Her seçim önceki içeri tıkılması son seçimde de yaşanmıştı. Sadece kendisi değil, oğlu hem okuldan atılmış, hem de içeri tıkılmıştı. Vicdanı olan herkes bu duruma karşı çıktı; sanki 80 milyonluk ülkede her şeyi bu aile planlıyor ve onlar ne derse o yapılıyor gibi, günahın üzerine yıkılması gereken obje olmuşlardı.
Sonra hukuk az da olsa gülen yüzünü gösterdi, tüm suçsuzlar gibi bunlar da içeriden çıktılar. Herkes sevindi. Sonra çok garip bir şeyler olmaya başladı. RTE’nin her akşam ve sabah kendisinin içeri tıkılmasını gündeme getirmesi gibi, bunlar da iki lafın arasına cemaati sıkıştırıyor, varsa yoksa cemaat diyorlardı. Sanki ‘davanın savcısı’ onlara hiçbir şey yapmamıştı! Hatta ‘davanın savcısı’ bu konularda çok masumdu! Adeta tüm solcular şok oldular Perinçek ve takipçilerinin bu tavırlarından. Oysa dindar ve kindar gençlik yetiştirme projesi kapsamında içeri tıkılmışlardı ama onlar içerden çıktıkları halde, bu proje olanca hızıyla devam ediyor. Tüm okullar imam hatibe dönüştü. 4 ve 8 sene sonra buradan mezun olacak olan ülkenin tüm gençliği 18 yaşında ve de dindar! Kindar kısmını hesaba katarsak, İŞİD’in temellerini hatırlarsınız. Kim daha tehlikeli? Bunu fark edemeyecek kadar saf olamaz bu Ulusalcı kesim!
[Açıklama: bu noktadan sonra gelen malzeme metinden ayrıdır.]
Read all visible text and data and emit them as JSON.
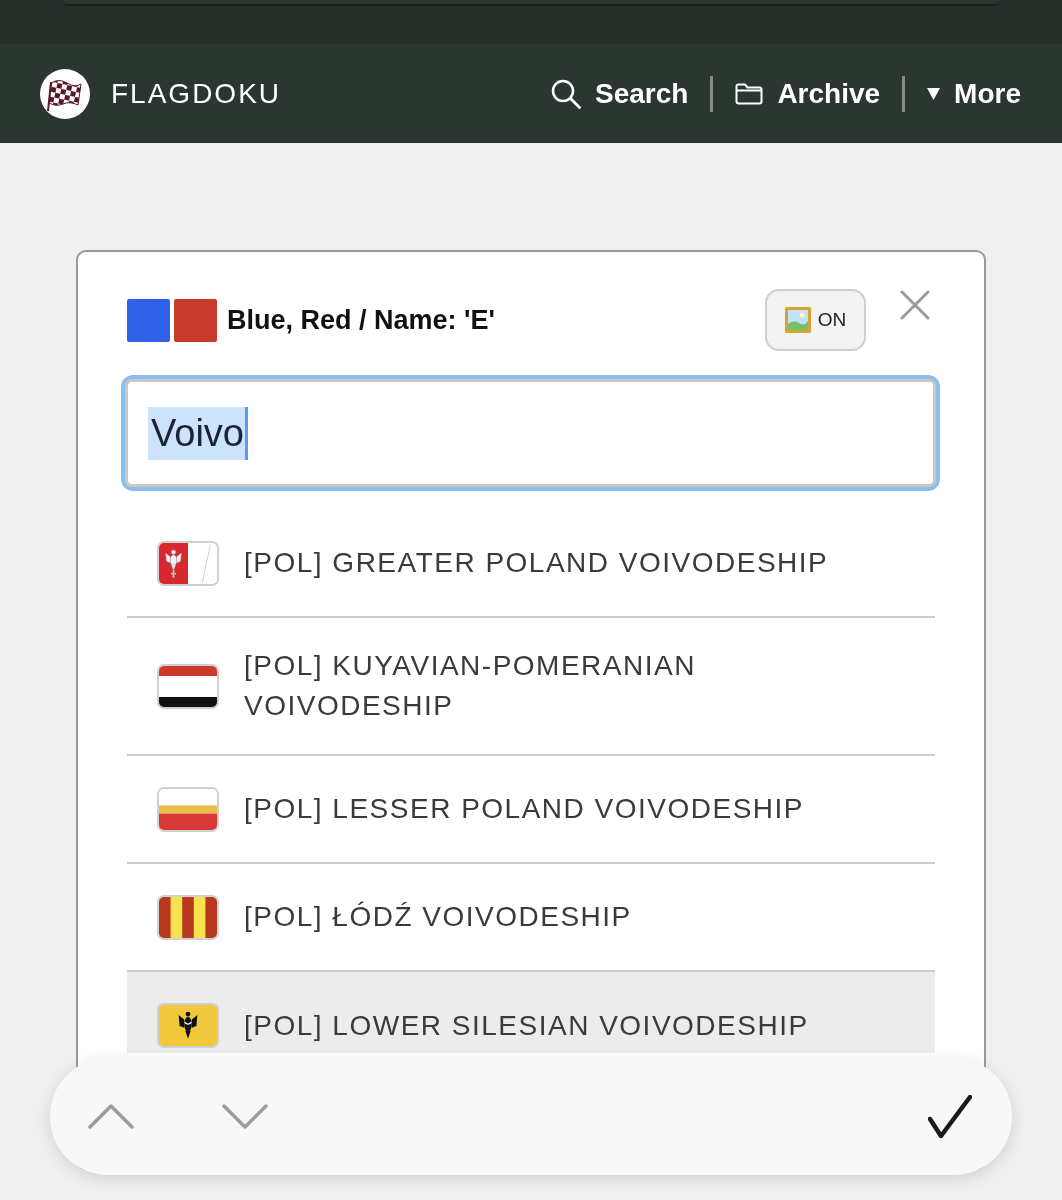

Şimdi bir aday kinidir devam ediyor. Sanki bu adayın karşısındakinin kim olduğu bilinmiyormuş gibi. Benden söylemesi, bu polis, mit, özel kuvvet ve yargı politikası ile devam edildiğinde… Bir sabah illerimizin bazılarında ilin altından giren yerli İŞİD’ciler üstüne kadar tüm aykırı fikirlileri öldürünce, o ilin üstünde de hazır bekleyen devlet güçleri de onları öldürecek. Devlet, “bakın teröristleri öldürdük!” diyecek. Peki, teröristlerin öldürdüğü insanlarımıza ne oldu? Bu dünyadan göçtü!
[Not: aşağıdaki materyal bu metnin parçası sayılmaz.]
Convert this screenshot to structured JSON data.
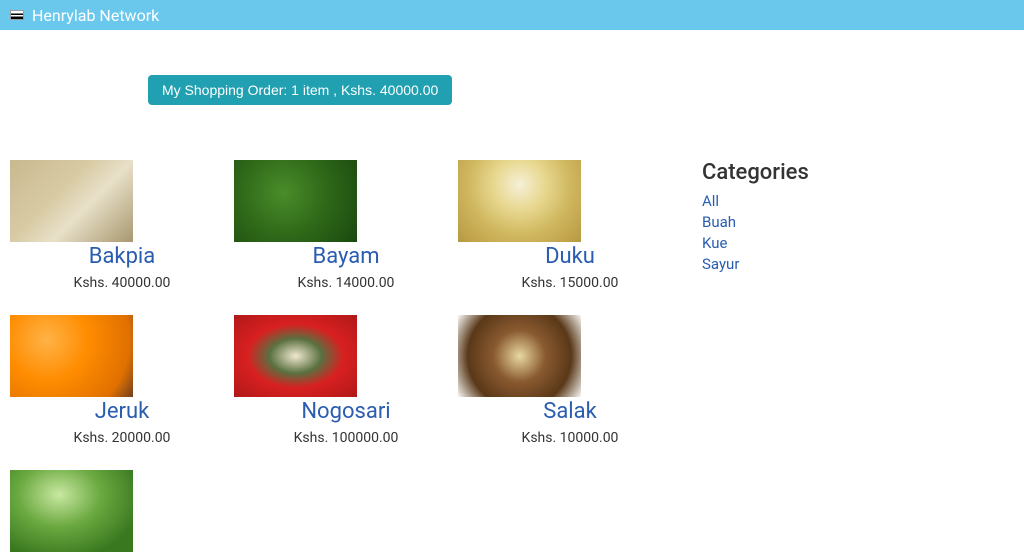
{
  "navbar": {
    "title": "Henrylab Network"
  },
  "cart": {
    "label": "My Shopping Order: 1 item , Kshs. 40000.00"
  },
  "currency_prefix": "Kshs. ",
  "products": [
    {
      "name": "Bakpia",
      "price": "40000.00",
      "img_class": "img-bakpia"
    },
    {
      "name": "Bayam",
      "price": "14000.00",
      "img_class": "img-bayam"
    },
    {
      "name": "Duku",
      "price": "15000.00",
      "img_class": "img-duku"
    },
    {
      "name": "Jeruk",
      "price": "20000.00",
      "img_class": "img-jeruk"
    },
    {
      "name": "Nogosari",
      "price": "100000.00",
      "img_class": "img-nogosari"
    },
    {
      "name": "Salak",
      "price": "10000.00",
      "img_class": "img-salak"
    },
    {
      "name": "",
      "price": "",
      "img_class": "img-sawi",
      "partial": true
    }
  ],
  "sidebar": {
    "heading": "Categories",
    "categories": [
      "All",
      "Buah",
      "Kue",
      "Sayur"
    ]
  }
}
Tehlikeyi takiyyede aramak lazım. En büyük tehlike bir seçim sonrası ortaya çıkacak. İşte bunu görüp de, soluk alacak tek proje, zehirin panzehiridir.. Biliyorum, “bir defa şu düşünce, bu düşünce panzehirdir, o düşünce değil”. gibi farklı kesimden aday çıkmasını tavsiye edeceksiniz.. Fakat ülkenin yarısı saplantılı hale gelmiş, onları değiştirmek çok zaman alacak. Ülkenin ve halkın eksen kaymış bir defa. Sorun şu? Ekmel bey de takiyye yaparsa? Buna cevabım da şu. Arkasında parlamento desteği olmadan o kötü kabusa geçit olmaz. 2023 denilen kabus senaryo da çöker. Eliniz varıyorsa ve geleceğinizi düşünüyorsanız, eleştirinizi yapın ama gerçekleri de itiraf edin. Bu ikileminiz bitsin, davranışınız övgüye değer olsun.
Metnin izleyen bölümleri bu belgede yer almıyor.